I tell myself I’ll let her go when the time comes. That I’ll be strong enough to walk away. But then she shifts, soft andtrusting, and turns her face toward me. Her eyes meet mine. They’re heavy-lidded and unguarded, and I feel the ground slip beneath me. I won’t be able to walk away. I already know that. One night with her will never be enough.
She blinks up at me, the bioluminescent algae casts a flickering glow across her delicate features. “You’re staring,” she murmurs. Her voice is thick with exhaustion and just a hint of teasing.
“I like looking at you.” The words slip free before I even realize I’ve spoken. But they’re true. I could spend a whole lifetime gazing at her and never grow tired of the view.

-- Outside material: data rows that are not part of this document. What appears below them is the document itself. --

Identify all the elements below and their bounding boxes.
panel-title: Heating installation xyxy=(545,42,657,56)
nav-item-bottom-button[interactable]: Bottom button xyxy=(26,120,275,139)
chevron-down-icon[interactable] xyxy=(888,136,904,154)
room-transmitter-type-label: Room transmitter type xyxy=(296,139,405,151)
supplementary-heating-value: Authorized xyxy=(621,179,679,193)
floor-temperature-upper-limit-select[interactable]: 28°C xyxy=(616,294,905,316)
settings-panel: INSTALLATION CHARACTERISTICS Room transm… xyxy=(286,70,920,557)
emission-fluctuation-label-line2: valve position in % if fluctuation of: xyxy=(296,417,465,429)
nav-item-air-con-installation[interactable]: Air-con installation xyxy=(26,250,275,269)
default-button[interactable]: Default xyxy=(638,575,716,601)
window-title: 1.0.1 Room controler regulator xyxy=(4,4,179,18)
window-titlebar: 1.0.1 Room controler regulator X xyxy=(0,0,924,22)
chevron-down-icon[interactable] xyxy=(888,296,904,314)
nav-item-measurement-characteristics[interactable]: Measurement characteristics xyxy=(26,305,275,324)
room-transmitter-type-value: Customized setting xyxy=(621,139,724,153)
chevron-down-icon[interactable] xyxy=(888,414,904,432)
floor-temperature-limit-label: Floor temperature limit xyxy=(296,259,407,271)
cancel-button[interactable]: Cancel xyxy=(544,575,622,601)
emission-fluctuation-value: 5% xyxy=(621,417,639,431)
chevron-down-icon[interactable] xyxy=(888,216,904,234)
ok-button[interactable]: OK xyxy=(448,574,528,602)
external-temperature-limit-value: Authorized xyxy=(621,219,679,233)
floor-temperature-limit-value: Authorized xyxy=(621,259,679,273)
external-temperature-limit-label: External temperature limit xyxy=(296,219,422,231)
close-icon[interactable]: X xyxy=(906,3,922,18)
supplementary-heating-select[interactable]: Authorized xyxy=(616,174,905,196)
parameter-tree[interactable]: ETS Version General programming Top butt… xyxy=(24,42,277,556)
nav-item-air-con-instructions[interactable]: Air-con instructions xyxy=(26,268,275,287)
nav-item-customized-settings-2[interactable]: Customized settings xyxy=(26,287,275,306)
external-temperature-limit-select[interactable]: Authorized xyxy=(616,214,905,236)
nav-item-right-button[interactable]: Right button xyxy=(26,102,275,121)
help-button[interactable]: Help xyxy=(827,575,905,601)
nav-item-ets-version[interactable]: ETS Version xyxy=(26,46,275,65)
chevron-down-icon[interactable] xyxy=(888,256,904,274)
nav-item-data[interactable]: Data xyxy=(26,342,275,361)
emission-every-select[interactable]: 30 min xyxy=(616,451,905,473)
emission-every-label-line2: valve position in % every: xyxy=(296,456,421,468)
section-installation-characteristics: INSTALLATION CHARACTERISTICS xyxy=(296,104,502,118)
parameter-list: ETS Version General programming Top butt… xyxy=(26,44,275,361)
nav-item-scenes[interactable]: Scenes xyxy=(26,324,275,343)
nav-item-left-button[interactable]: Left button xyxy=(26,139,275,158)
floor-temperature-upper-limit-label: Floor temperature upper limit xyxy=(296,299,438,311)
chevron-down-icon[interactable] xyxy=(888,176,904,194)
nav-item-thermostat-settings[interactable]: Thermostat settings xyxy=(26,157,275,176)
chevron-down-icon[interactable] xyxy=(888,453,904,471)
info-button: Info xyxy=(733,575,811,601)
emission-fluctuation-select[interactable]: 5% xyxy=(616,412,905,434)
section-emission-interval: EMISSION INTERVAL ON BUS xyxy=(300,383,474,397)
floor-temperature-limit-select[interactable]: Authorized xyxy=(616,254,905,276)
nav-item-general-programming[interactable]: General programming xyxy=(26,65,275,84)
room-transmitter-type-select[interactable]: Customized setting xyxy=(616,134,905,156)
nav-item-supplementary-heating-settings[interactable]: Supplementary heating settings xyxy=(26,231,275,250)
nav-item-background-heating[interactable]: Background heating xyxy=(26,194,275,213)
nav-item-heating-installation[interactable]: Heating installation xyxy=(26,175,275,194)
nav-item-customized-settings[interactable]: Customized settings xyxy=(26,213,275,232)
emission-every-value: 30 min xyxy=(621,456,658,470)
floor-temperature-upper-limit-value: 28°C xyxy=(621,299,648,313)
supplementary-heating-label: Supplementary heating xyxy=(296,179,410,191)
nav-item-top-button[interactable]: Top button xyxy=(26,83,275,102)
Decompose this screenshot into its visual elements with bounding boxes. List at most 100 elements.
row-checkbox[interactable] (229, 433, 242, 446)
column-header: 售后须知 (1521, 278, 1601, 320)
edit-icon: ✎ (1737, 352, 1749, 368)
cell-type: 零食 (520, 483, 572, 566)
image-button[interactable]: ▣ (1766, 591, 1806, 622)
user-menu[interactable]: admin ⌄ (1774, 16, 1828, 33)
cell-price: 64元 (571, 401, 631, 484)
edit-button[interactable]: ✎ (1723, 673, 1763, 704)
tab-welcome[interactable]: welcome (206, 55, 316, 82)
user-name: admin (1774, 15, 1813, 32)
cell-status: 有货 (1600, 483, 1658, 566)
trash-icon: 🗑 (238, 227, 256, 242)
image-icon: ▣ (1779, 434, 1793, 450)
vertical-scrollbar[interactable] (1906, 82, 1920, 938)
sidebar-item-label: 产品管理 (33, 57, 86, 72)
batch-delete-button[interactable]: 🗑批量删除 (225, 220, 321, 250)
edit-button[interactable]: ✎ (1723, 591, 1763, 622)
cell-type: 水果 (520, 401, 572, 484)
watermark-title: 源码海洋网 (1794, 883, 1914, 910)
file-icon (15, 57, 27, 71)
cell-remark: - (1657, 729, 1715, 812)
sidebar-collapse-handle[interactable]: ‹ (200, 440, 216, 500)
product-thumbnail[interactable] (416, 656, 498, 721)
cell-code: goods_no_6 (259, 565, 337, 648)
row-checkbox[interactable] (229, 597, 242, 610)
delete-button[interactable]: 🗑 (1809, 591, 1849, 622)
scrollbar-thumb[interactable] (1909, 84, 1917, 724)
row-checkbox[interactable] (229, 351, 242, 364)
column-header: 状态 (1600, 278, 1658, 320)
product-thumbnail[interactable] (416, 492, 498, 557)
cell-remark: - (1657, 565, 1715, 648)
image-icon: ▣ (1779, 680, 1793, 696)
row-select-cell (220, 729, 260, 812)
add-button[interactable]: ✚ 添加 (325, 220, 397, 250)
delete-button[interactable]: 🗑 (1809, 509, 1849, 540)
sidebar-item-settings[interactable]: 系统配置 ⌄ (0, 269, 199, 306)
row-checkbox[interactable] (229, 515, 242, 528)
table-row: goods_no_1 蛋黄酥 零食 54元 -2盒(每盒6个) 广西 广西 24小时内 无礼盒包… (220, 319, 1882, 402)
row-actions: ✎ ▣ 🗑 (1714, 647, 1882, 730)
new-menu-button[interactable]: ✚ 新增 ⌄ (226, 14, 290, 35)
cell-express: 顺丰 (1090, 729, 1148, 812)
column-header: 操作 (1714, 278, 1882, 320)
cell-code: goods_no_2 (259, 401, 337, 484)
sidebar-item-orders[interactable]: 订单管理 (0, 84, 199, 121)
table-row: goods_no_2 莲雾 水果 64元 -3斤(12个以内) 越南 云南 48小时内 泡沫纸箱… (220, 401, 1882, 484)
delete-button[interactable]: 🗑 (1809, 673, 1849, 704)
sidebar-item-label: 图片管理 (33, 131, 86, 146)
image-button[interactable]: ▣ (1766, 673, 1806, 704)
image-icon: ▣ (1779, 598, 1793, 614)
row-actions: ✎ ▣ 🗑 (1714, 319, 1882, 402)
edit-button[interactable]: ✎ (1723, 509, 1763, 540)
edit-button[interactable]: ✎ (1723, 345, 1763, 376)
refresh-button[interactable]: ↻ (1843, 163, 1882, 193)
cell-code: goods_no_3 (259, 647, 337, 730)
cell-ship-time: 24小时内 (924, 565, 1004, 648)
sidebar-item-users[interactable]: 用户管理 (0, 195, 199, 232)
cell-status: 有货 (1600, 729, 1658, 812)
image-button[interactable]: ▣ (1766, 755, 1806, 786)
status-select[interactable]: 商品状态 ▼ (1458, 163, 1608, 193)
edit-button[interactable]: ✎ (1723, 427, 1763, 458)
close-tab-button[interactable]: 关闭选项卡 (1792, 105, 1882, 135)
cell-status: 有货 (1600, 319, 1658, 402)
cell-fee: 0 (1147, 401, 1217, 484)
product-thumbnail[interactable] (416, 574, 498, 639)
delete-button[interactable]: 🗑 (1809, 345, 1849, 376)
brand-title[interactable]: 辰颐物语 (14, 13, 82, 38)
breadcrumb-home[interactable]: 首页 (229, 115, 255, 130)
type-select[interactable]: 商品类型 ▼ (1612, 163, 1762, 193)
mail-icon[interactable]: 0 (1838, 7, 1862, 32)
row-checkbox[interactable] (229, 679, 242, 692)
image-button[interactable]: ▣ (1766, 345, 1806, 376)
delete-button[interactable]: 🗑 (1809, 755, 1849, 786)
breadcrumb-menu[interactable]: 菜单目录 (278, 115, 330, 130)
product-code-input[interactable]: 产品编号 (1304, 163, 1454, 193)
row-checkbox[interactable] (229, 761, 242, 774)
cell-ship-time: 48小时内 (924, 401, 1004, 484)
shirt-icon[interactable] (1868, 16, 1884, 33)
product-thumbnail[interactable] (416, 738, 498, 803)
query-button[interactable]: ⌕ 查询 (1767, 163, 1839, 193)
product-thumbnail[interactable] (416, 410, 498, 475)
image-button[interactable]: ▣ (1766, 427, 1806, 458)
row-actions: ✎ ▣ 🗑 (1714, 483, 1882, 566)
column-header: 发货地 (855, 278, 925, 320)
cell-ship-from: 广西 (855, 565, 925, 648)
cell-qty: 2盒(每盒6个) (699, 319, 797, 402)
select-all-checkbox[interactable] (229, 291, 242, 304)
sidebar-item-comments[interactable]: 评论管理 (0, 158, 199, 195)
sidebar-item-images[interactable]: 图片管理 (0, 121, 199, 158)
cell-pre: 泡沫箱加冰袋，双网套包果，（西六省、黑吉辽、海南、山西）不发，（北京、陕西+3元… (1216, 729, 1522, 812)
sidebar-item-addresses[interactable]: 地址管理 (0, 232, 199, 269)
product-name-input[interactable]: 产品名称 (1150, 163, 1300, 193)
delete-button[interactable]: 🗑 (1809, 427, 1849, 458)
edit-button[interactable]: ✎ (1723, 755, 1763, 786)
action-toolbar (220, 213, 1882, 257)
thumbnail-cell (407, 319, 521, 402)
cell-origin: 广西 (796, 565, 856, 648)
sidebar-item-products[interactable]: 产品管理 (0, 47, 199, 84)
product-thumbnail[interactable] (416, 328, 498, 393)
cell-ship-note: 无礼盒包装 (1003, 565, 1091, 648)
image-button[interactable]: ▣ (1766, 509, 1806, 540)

A flicker of emotion crosses her face—uncertainty, maybe even disbelief—but fades away quickly, and a wide smile stretches across her lips. That smile. I would fight battles for that smile. Climb mountains, swim across oceans, bleed if I had to. Just to be the reason it exists.
I exhale slowly, forcing myself to move. “Come. You need to rest.”
Emily hums in agreement, and as I step out of the water, I keep her tucked against my chest. A small shiver runs through her, but she doesn’t pull away. If anything, she presses closer, resting her cheek against my skin.
Her trust in me, given so easily, shouldn’t feel like a victory, but it does. The tension I’ve carried for so long loosens beneath the quiet weight of her body curled in my arms, and in its place, a strange and unfamiliar feeling begins to rise.
It’s a light, buoyant feeling. Not the kind that comes after surviving a fight. This is different. It’s softer.
Is this happiness?
I don’t know. I barely remember what happiness felt like. Maybe when I was a young kitling, racing through the trees with the other young males, before my father changed and began to teach me not to run unless I was chasing an opponent.
But now, with Emily curled so trustingly in my arms, that forgotten feeling stirs again. It’s small and cautious, like a seedling poking out of the ground at the beginning of the hot season, uncertain if it will survive.
And it terrifies me. Because I know how fragile it is, and how easily it can vanish. Because I know I don’t deserve it. And yet, I want it.
I let myself savor it. Just for this moment. While she’s warm in my arms and the world is silent and still.